T2 has just started a toddler jazz and ballet class at Sissonne Dance Art. She used to take classes over at All That Jazz’s Winstedt Road branch. The teachers were great there but unfortunately, she kept falling asleep on the way to the school. I think over the course of one term, she missed at least half the classes. Eventually, we decided that she should stop for a little while and restart her dance education a little later.  

Dance classes can help kids express themselves. (Photo: Instagram/Sissonnedanceart)

Over the last school holidays, at her request, T2 tried out a couple of different dance programmes. The differences between schools are pretty vast. Some are quite traditional and strict. Others are more laid-back and design course work to appeal to the kids – princess dance party, anyone?
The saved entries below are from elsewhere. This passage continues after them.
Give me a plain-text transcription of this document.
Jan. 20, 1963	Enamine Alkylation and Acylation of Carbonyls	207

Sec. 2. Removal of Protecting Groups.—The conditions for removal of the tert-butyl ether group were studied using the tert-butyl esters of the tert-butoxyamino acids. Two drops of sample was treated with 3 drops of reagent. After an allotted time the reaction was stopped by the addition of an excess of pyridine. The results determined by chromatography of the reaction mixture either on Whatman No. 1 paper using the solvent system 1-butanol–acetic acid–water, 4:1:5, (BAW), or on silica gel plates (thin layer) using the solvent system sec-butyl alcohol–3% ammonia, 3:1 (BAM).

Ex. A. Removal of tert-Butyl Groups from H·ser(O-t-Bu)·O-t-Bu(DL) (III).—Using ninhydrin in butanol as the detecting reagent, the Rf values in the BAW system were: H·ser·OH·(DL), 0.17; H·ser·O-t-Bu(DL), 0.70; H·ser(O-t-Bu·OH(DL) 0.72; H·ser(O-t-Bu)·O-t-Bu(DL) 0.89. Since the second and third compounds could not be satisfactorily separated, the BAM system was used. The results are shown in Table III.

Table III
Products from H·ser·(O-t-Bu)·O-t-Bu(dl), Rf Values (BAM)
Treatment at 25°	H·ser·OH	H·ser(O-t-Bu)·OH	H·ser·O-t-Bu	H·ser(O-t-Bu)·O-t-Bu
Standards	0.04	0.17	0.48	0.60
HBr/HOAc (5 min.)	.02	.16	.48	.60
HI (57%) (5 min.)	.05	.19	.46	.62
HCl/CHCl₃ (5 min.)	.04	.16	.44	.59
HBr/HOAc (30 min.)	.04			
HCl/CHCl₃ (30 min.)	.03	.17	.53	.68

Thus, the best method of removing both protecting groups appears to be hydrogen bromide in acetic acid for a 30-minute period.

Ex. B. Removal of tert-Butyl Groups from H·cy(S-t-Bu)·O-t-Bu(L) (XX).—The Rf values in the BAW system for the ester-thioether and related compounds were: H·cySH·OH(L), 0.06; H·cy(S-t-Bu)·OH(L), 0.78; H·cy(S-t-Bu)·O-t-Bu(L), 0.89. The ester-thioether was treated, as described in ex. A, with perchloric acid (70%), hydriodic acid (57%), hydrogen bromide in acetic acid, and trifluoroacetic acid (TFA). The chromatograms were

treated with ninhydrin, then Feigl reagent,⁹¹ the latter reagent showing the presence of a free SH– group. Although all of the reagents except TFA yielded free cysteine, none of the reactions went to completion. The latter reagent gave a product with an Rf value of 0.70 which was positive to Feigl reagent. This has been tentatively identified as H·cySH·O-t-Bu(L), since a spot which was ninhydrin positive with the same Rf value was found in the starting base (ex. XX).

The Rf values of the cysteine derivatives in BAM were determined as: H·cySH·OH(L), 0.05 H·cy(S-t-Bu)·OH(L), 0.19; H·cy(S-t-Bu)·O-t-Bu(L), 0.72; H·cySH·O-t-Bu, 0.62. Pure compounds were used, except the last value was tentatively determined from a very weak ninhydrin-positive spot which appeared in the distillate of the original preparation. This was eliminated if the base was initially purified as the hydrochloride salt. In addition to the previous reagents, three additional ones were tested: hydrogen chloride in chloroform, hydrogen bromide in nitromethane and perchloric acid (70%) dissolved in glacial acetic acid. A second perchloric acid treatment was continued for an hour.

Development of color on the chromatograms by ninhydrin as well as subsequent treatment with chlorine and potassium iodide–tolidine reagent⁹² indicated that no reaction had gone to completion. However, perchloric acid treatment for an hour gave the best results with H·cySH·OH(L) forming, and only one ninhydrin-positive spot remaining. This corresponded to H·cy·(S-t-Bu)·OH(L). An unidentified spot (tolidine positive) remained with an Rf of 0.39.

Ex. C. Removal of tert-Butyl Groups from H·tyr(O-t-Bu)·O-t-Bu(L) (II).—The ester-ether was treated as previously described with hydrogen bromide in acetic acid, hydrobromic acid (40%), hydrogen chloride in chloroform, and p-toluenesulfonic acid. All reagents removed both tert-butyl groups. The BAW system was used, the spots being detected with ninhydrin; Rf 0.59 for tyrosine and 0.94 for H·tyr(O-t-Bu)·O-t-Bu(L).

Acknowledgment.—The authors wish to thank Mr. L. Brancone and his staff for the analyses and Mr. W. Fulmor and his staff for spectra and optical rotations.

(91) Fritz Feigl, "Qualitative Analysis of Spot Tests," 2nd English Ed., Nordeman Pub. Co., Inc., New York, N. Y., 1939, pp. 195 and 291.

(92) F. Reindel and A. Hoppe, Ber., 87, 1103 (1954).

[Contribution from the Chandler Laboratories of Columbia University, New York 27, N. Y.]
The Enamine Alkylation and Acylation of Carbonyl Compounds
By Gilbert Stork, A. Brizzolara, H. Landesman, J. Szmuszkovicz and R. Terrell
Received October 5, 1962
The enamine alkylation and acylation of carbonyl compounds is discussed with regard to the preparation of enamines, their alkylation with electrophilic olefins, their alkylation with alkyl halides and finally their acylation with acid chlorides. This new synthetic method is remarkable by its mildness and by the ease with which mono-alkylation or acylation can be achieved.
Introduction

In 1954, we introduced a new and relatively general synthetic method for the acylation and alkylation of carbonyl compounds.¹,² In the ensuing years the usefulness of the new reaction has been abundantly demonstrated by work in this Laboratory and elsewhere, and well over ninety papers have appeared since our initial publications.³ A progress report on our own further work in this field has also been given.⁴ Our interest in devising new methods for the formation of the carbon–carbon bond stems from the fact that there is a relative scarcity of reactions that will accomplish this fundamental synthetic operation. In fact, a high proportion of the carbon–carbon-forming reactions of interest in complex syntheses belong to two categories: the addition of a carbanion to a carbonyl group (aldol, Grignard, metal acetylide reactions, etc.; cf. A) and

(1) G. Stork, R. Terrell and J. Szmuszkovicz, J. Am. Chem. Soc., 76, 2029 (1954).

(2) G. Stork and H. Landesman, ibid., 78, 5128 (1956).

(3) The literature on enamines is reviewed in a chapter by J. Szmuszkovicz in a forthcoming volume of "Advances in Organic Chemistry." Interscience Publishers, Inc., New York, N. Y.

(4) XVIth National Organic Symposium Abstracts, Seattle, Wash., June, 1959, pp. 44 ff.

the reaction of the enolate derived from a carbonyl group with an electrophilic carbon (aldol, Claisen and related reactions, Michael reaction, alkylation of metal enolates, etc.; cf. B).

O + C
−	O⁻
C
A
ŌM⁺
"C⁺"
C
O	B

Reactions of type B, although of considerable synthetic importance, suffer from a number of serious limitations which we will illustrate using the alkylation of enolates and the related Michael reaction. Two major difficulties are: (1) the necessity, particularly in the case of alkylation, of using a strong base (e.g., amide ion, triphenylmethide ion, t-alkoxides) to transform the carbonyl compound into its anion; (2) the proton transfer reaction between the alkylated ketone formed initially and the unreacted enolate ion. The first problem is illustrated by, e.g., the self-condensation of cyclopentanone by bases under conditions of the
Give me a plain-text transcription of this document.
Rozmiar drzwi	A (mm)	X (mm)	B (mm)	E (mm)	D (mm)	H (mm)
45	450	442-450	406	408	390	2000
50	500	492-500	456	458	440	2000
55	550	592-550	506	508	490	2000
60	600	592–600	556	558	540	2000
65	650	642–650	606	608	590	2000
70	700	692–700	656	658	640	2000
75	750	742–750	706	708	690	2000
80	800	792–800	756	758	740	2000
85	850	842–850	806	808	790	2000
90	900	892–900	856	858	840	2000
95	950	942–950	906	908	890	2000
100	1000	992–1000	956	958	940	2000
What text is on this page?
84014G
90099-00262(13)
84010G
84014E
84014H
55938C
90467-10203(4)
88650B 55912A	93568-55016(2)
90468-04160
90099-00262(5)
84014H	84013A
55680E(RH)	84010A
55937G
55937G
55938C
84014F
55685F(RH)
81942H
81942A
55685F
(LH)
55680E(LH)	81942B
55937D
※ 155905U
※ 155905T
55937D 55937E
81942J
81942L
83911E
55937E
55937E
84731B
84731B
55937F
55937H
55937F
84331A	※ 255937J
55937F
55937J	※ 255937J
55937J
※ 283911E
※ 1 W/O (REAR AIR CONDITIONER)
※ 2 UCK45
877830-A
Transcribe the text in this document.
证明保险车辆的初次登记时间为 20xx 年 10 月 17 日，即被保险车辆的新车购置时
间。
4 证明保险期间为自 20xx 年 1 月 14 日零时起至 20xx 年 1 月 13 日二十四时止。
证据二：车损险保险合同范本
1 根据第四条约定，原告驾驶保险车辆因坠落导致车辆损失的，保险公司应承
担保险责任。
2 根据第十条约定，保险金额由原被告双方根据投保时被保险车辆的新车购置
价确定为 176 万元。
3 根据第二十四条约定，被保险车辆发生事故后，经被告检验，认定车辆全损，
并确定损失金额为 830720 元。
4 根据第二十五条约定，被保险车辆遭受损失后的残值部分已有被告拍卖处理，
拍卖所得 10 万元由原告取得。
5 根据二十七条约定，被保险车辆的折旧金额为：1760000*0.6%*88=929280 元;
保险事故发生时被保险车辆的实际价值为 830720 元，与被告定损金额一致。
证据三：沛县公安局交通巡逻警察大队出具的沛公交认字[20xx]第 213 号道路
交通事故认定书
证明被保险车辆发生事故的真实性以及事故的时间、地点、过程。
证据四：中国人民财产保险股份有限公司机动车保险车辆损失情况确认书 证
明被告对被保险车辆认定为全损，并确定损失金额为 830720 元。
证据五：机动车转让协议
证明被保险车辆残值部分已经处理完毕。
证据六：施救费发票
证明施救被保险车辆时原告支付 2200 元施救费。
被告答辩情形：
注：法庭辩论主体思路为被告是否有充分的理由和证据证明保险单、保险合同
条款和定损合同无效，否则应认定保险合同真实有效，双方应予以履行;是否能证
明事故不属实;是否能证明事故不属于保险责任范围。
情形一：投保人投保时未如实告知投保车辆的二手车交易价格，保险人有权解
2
I actually was hoping to enrol T2 in classes run by Sharon Liew, founder of Dance Spectrum. Not only is she a friend and one of the best ballet teachers on the island, both my wife and I respect the amount of community work she and her school do, as well as the fact that she works very hard to keep the prices of her classes down as much as possible. Unfortunately, the geography just didn’t work out – when you’re asking your in-laws to ferry your kids back and forth between ECAs, you really can’t expect them to drive too far, and especially not during rush hour.

All of these courses, of course, can’t completely replace free play. Your little ones need time outside to just, well, be kids. To go nuts and to, for a little while and especially not in the house, be as wild as they want to be. Your paediatrician will tell you that kids over five years of age should be getting at least 60 minutes of physical activity daily. The reality is that in a place like Singapore, which is often unbearably hot and humid, we don’t walk enough. Plus, our kids’ routines are usually so focused on academic improvement, we don’t schedule play time. But we do schedule everything else. Which, when I think about it, just doesn’t make sense.

I’m striving to ensure my kids have outdoor play time on their weekly schedules. And as they grow up, I am going have to let go of my neuroses about letting them play on their own with their friends on the mean clean streets of Singapore.